Khaeng Ruea Yao (แข่งเรือยาว, lit. 'Long-boat racing') is a boat racing in Thailand that has been practiced for centuries. The boats used in this race are long and narrow, and can be up to 30 meters in length with a crew of up to 50 people. The boats are decorated with intricate designs and colors that represent the different regions of Thailand. The race is typically held during the rainy season, between July and October, and is often accompanied by traditional music and dancing. The race is a display of strength, endurance, and teamwork as the boats compete to be the first to cross the finish line.
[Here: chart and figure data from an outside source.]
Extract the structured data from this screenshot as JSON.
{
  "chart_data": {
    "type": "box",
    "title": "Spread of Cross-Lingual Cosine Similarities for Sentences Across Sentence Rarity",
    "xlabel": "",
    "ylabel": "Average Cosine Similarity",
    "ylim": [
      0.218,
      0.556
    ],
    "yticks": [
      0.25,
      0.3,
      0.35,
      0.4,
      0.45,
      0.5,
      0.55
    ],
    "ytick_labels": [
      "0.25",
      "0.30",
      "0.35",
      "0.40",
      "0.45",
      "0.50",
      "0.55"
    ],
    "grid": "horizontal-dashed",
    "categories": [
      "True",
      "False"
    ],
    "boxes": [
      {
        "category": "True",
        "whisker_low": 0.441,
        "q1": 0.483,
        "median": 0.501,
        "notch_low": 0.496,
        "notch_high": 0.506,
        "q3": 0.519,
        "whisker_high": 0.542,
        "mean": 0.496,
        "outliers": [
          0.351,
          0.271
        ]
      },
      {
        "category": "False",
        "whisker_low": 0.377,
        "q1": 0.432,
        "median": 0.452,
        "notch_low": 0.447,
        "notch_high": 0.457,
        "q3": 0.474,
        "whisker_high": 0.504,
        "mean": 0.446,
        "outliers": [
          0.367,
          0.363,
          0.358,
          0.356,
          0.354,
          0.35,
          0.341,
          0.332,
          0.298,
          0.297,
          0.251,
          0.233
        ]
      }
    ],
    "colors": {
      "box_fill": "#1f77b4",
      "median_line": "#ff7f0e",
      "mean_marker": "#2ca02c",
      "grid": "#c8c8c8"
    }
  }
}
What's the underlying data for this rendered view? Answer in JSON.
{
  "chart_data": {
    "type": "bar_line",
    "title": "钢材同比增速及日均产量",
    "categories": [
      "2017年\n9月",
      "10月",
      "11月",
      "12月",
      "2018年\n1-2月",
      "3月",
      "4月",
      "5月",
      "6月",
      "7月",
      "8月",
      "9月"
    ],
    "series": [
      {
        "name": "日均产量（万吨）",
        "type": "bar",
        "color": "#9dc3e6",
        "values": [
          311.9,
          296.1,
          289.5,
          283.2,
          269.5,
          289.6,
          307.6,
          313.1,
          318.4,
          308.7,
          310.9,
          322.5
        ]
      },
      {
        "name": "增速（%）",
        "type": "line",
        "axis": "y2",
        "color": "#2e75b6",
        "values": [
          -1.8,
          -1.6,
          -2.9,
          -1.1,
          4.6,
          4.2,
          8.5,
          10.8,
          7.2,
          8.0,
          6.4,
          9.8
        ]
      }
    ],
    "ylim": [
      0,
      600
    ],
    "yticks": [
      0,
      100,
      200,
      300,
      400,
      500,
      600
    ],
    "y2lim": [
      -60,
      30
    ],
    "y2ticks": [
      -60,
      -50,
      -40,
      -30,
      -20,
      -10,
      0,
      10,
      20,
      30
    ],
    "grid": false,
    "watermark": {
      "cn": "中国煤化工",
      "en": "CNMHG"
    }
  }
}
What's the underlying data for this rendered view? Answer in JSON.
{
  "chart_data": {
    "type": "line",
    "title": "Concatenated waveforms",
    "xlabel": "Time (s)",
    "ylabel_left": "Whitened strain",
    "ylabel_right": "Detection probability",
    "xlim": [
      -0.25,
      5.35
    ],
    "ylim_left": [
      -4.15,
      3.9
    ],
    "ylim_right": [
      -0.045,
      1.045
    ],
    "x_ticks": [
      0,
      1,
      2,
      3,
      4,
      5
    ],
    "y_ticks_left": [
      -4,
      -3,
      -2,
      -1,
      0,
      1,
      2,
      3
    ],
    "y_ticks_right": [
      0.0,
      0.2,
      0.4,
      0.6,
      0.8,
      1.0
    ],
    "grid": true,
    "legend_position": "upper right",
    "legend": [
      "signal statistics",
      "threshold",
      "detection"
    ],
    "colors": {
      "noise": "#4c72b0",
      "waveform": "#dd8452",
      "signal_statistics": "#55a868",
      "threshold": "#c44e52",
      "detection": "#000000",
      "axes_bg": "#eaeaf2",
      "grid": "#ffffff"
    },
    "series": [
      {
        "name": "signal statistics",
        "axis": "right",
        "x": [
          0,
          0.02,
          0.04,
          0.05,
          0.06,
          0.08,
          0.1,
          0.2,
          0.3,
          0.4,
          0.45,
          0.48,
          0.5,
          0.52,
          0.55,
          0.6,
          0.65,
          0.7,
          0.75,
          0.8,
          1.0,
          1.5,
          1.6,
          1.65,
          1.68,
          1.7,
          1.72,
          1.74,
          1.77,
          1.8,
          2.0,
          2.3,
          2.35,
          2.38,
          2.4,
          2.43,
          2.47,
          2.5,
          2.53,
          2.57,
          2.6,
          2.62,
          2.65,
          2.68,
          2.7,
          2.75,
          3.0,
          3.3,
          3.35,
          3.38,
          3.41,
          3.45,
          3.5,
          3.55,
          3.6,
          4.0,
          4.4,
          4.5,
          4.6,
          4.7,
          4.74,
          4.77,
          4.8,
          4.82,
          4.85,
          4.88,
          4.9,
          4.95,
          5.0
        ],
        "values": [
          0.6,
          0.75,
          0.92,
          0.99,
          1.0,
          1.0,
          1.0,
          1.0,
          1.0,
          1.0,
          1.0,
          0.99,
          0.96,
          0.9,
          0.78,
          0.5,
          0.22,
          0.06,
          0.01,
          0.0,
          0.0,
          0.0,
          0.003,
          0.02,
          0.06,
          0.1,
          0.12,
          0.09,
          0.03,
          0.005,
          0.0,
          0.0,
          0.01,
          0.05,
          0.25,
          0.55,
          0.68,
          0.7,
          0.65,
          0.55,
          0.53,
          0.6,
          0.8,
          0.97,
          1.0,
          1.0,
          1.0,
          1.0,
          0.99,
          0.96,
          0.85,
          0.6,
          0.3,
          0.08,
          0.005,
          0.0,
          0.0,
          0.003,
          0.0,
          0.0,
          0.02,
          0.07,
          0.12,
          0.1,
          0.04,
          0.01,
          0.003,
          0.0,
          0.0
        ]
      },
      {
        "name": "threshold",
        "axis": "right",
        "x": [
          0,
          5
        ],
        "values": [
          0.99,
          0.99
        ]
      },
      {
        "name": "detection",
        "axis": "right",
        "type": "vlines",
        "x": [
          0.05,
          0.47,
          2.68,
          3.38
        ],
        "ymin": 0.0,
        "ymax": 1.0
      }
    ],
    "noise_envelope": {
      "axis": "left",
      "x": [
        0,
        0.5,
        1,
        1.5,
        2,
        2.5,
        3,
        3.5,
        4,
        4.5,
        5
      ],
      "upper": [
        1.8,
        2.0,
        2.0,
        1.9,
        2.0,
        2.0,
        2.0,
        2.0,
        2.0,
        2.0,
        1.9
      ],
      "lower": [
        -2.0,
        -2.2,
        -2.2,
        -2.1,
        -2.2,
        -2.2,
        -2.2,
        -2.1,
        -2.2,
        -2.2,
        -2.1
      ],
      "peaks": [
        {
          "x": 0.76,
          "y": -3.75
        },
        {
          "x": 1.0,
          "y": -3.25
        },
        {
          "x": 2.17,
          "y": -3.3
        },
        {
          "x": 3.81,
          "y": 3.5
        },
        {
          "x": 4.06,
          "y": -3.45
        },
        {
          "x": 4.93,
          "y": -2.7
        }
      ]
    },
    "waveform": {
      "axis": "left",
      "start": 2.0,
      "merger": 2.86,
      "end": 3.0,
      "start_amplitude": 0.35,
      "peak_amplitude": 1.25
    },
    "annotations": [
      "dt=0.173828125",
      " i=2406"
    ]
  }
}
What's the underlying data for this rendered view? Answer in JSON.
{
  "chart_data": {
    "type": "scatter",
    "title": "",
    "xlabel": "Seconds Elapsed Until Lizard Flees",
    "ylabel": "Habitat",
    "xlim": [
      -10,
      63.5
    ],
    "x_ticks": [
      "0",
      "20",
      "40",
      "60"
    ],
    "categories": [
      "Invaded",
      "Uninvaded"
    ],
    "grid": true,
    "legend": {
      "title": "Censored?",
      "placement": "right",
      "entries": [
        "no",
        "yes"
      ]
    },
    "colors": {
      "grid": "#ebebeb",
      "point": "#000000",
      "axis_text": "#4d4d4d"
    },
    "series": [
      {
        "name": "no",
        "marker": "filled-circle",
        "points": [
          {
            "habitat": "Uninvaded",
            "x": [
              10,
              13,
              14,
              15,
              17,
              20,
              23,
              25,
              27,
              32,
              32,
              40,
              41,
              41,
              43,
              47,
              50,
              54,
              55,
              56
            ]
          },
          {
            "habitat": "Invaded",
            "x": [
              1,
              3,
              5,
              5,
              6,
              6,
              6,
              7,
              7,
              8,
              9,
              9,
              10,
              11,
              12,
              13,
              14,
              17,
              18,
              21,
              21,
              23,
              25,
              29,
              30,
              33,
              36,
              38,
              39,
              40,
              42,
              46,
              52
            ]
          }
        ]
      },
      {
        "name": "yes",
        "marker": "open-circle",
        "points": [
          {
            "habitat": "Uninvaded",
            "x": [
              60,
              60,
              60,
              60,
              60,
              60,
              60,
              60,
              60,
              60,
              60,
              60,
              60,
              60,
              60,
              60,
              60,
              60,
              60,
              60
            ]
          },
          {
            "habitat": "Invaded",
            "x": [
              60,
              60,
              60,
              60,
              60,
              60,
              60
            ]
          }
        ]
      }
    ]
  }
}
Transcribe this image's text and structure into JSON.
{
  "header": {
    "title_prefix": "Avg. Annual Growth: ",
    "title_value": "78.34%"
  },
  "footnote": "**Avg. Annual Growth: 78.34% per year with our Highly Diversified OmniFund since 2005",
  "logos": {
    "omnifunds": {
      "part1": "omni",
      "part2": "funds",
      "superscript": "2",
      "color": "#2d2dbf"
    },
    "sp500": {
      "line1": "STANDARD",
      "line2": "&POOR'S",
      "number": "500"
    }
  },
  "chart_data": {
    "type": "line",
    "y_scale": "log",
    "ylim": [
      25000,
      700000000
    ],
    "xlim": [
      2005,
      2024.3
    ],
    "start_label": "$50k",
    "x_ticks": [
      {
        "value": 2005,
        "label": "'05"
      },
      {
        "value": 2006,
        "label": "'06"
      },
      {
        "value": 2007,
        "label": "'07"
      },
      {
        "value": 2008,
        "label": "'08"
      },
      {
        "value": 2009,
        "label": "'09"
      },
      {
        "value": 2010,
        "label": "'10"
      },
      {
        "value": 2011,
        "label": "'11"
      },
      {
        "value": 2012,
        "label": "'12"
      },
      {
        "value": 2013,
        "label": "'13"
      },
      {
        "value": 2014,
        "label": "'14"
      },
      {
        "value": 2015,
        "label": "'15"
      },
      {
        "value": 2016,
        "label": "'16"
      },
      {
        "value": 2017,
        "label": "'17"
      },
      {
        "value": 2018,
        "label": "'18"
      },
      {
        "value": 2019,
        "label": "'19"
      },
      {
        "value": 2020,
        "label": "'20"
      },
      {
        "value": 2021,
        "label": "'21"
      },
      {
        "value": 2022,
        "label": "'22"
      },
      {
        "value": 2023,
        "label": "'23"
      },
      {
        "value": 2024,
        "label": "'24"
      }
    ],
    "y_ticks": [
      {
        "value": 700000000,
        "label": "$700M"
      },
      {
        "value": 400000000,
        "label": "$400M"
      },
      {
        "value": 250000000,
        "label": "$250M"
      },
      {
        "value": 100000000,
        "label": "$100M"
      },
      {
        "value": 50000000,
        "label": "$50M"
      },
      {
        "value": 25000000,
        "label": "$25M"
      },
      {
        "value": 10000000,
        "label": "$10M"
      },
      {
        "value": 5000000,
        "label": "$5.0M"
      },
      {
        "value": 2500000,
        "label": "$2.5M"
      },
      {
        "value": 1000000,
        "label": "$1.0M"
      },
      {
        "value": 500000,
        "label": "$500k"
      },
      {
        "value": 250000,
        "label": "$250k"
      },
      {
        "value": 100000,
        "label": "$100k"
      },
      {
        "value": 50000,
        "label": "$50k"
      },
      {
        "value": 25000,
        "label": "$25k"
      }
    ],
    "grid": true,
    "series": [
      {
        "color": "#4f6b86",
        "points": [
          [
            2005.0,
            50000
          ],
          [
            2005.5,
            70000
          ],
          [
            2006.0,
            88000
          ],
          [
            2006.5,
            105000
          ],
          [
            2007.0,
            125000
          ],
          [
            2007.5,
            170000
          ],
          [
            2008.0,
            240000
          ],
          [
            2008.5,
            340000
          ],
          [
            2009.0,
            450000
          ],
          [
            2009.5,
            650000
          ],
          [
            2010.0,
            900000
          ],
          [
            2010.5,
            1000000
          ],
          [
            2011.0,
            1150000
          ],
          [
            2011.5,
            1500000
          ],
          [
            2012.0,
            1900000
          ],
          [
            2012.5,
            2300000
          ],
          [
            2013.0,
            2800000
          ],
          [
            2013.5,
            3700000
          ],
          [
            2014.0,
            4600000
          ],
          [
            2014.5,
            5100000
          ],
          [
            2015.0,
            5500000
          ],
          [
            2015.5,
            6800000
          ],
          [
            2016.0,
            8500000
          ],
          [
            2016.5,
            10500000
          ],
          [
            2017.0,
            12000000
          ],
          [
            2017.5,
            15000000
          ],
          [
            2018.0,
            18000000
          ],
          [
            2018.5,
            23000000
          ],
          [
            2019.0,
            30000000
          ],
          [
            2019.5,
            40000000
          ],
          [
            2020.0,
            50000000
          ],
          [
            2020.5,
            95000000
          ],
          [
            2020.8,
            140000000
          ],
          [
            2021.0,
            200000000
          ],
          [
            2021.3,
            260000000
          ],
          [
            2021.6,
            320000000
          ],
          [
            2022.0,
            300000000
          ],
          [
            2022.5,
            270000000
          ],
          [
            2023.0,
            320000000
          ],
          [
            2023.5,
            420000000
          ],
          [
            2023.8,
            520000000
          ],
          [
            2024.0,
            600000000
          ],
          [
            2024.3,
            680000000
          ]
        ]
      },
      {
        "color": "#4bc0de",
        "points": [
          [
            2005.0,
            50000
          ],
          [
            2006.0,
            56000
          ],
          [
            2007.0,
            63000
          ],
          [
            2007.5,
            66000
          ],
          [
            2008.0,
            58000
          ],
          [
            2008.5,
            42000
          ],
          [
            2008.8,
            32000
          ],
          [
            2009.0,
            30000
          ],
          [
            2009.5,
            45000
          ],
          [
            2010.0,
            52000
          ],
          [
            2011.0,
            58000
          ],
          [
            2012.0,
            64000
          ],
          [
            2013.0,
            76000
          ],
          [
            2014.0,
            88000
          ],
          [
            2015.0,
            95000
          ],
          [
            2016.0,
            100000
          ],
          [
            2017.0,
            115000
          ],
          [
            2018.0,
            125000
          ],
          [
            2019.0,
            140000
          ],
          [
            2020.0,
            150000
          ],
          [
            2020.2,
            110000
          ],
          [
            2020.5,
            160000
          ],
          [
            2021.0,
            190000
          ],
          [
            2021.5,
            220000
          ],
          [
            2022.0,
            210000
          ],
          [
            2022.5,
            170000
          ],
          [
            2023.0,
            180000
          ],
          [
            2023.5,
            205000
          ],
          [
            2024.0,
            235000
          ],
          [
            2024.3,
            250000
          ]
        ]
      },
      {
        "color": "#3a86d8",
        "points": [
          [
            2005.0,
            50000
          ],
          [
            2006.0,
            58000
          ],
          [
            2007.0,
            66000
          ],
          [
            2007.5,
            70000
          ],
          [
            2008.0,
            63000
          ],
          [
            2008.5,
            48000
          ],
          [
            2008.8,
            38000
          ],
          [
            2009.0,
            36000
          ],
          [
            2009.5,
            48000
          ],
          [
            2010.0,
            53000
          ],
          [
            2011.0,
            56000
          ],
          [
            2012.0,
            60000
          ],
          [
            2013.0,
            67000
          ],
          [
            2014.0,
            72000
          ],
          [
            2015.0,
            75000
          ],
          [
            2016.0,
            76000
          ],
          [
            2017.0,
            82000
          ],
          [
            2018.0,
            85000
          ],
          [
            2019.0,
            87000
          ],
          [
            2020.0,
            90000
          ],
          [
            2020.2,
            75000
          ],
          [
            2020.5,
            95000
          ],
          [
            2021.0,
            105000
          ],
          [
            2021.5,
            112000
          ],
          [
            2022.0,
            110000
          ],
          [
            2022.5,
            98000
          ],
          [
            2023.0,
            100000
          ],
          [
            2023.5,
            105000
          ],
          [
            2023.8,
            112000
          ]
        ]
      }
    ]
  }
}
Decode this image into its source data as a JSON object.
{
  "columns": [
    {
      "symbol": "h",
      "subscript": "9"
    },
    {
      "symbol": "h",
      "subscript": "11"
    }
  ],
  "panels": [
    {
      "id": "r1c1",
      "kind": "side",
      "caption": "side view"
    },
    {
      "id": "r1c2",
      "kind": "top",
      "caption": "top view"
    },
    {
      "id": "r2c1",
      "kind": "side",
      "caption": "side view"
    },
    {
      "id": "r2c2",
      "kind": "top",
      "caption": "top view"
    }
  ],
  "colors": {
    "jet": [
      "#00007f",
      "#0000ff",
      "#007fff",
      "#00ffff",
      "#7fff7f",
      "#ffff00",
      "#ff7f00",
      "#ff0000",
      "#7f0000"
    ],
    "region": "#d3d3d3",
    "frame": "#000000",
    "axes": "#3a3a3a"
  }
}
Long-boat racing is not only a sport but also an important cultural event that brings communities together to celebrate their heritage and traditions.

== Ball games ==

=== Pétanque ===
A French game, is also played in Thailand, where it is pronounced BeTang (Thai, เปตอง).

=== Len Saba ===
Len Saba (เล่นสะบ้า) is a game played with a unique ball made from the seeds of the Entada rheedei plant. The game is also associated with the Mon people of Thailand. Players are divided into two teams and take turns being the pitching and receiving sides. The objective is to toss the ball as far as possible, with players walking or running to stop each other's tosses. Points are earned by the pitching team if the receiving team fails to catch the ball. The game continues until a certain number of points are earned or a time limit is reached. The game requires skill in throwing the ball and the ability to dodge to stop opponent's tosses, with moves such as the patella wheel or patella flick used to score points.

=== Takraw ===

Takraw (ตะกร้อ) is a traditional Thai ball games that dates back to the Ayutthaya period. Initially played without a net, it involved passing a rattan ball to another person using only the feet, knees, chest, and head, without letting it touch the ground. In the 1940s, the introduction of the net gave rise to a new form of the game that is now widely played in Thailand and other Southeast Asian countries. A standard game of Takraw involves two teams of three players each, although the number of players can vary depending on the specific variation being played. Takraw has many variations, including Takraw Wong Lek (ตะกร้อวงเล็ก, lit. 'Small Circle Takraw'), Takraw Wong Yai (ตะกร้อวงใหญ่, lit. 'Big Circle Takraw'), Takraw Pliek Pheuang (ตะกร้อพลิกแพลง, lit. 'Bending Takraw'), Takraw Ching Thong (ตะกร้อชิงธง, lit. 'Capture the Flag Takraw'), Takraw Kham Ta Khai (ตะกร้อข้ามตาข่าย, lit. 'Crossover Net Takraw'), and Takraw Lod Huang (ตะกร้อลอดห่วง, lit. 'Hoop Takraw'). Each variation has its own unique rules and playing style, adding to the excitement and challenge of the game. Takraw is not only a popular pastime in Thailand but also a form of exercise that helps improve flexibility.